I do work for a SolarWinds Customer. SolarWinds told us on Thursday that the certificate was going to be revoked on the 21st. Then yesterday they told us the certificate wasn't being revoked until February 2021.
This says to me that the certificate itself probably wasn't compromised. The attacker must have found a place in the CI pipeline where they could insert code and get it signed automatically.
I'd be surprised if signing was done automatically, that would be really bad. More likely it was done manually on a package that came out their build system, without anyone stroking their beard to wonder if that system had had its compiler replaced or its cache of dependencies poisoned.
I wouldn't refer to getting hacked as a scandal. Unless it comes out that there was some sort of coverup, it seems innapropriate to refer to it as a -gate.
It's a tad conspiratorial, but I suspect there was a concerted effort by media to muddy down the impacts of future watergate-level scandals by highlighting a lot of minor "gates". Already I feel tempted to roll my eyes each time I see another HN post about X-gate, seeing many "weaker" stories using the same nomenclature certainly steals power away from the stories that hit hard.

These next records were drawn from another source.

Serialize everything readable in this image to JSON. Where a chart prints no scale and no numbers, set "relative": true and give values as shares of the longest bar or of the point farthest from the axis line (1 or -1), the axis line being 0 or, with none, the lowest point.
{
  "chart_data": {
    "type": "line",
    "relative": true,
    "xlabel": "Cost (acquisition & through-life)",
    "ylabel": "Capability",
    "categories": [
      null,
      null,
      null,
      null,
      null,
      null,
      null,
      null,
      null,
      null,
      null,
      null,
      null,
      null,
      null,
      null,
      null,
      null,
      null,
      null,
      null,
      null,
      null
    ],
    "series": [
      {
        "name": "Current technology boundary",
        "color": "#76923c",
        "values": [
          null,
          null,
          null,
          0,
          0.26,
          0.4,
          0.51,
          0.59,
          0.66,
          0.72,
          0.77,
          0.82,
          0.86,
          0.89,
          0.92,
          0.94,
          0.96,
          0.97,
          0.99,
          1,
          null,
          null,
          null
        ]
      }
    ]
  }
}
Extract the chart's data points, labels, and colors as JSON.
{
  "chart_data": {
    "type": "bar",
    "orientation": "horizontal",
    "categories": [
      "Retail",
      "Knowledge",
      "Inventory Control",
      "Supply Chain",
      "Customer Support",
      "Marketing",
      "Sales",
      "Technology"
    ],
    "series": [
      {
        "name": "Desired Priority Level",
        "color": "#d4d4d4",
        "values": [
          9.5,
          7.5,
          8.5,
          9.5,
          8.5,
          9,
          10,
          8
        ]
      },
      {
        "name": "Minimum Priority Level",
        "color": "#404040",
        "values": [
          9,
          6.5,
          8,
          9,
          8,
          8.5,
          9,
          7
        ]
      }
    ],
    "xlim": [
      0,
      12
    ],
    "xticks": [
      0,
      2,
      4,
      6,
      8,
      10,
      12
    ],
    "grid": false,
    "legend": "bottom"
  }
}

> To have some minimal form of obfuscation from prying eyes, the strings in the backdoor are compressed and encoded in Base64, or their hashes are used instead.
> In an interesting turn of events, the investigation of the whole SolarWinds compromise led to the discovery of an additional malware that also affects the SolarWinds Orion product but has been determined to be likely unrelated to this compromise and used by a different threat actor.